B09 — Weight Classifier

This framework asks: can circuit membership be predicted from weight structure alone, and does the weight-derived circuit agree with activation-based methods?

A weight classifier takes raw weight matrices (or derived features like SVD spectra, norms, alignment scores) as input and predicts whether a component belongs to a task circuit. If such a classifier achieves high accuracy, it demonstrates that circuit membership is encoded in static weight structure — the model’s architecture contains enough information to identify circuits without running any forward passes. Comparing weight-derived circuits to activation-based circuits (e.g., from EAP or activation patching) quantifies the agreement between structural and functional perspectives.

This instrument represents the ultimate test of structural circuit analysis: if weights alone suffice to identify circuits, then the weight-level instruments (B01-B08) are not merely descriptive but genuinely predictive. If weight classifiers fail, it suggests that circuit identity emerges from activation dynamics rather than static structure.

Theoretical grounding

Source	Year	Key contribution
Syed et al., arXiv 2304.14997	2023	ACDC automated circuit discovery — provides ground-truth circuits for training classifiers
Nanda et al., arXiv 2211.00593	2022	Manual circuit identification providing labeled training data
Lieberum et al., arXiv 2304.01421	2023	Edge attribution patching (EAP) as efficient alternative to full patching
Conmy et al., arXiv 2304.14997	2023	Benchmarking circuit discovery methods — framework for comparison
Marks et al., arXiv 2403.19647	2024	Sparse feature circuits — weight structure predicts feature membership

Core concept

The weight classifier pipeline has three stages:

Feature extraction: For each attention head, compute a feature vector from its weight matrices: [ \phi(h) = [\text{erank}(W_{QK}^h), \text{erank}(W_{OV}^h), |W_{OV}^h|2, \sigma_1/\sigma_2, \text{align}(h, h{\text{ref}}), \ldots] ]
Training: Using circuits identified by activation-based methods (EAP, ACDC, manual annotation) as ground truth, train a classifier (logistic regression, decision tree, or MLP) on ( \phi(h) \to {0, 1} ).
Evaluation: Measure agreement between weight-predicted circuits and activation-derived circuits via Jaccard similarity: [ J(C_{\text{weight}}, C_{\text{EAP}}) = \frac{|C_{\text{weight}} \cap C_{\text{EAP}}|}{|C_{\text{weight}} \cup C_{\text{EAP}}|} ]

High Jaccard indicates that weight structure is predictive of functional role; low Jaccard suggests the two perspectives capture different aspects of circuit organization.

Instruments under B09

Weight-EAP Jaccard (`28_weight_eap_jaccard.py`)

Computes Jaccard similarity between circuits derived from weight-level features and circuits derived from Edge Attribution Patching. Reports: (1) per-task Jaccard scores, (2) which weight features are most predictive, (3) confusion matrix showing where the methods disagree.
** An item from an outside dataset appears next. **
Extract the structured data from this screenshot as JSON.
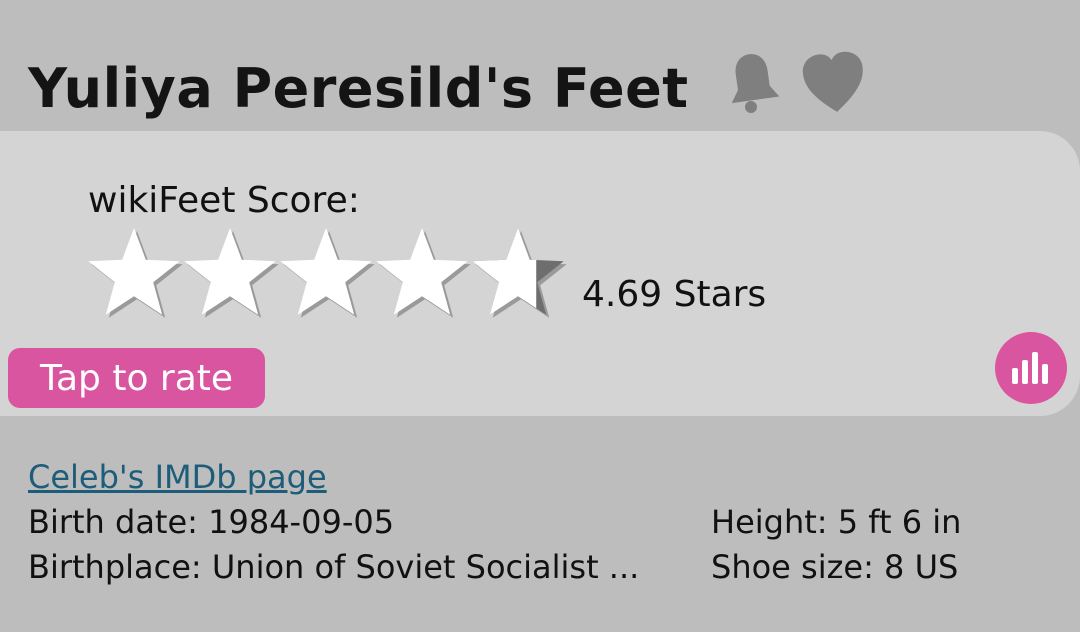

What it establishes: Quantitative agreement between weight-based and activation-based circuit identification.

What it does not establish: Which method is “correct” when they disagree — both may identify valid but different aspects of the circuit.

Usage:

uv run python 28_weight_eap_jaccard.py --tasks ioi sva

Incremental Validity (`36_incremental_validity.py`)
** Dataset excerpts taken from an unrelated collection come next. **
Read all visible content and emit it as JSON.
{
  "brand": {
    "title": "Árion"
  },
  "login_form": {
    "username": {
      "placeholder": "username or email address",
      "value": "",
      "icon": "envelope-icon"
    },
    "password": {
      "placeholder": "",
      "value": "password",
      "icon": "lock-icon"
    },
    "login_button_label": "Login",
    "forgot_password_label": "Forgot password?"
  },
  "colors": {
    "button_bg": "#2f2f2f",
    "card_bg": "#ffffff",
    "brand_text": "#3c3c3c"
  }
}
Tests whether weight-derived circuit features add predictive value beyond activation-based baselines. Fits a model predicting task performance from activation features alone, then adds weight features and measures improvement.

What it establishes: Whether weight structure provides additional information beyond what activations already reveal.

What it does not establish: Sufficiency of either method in isolation.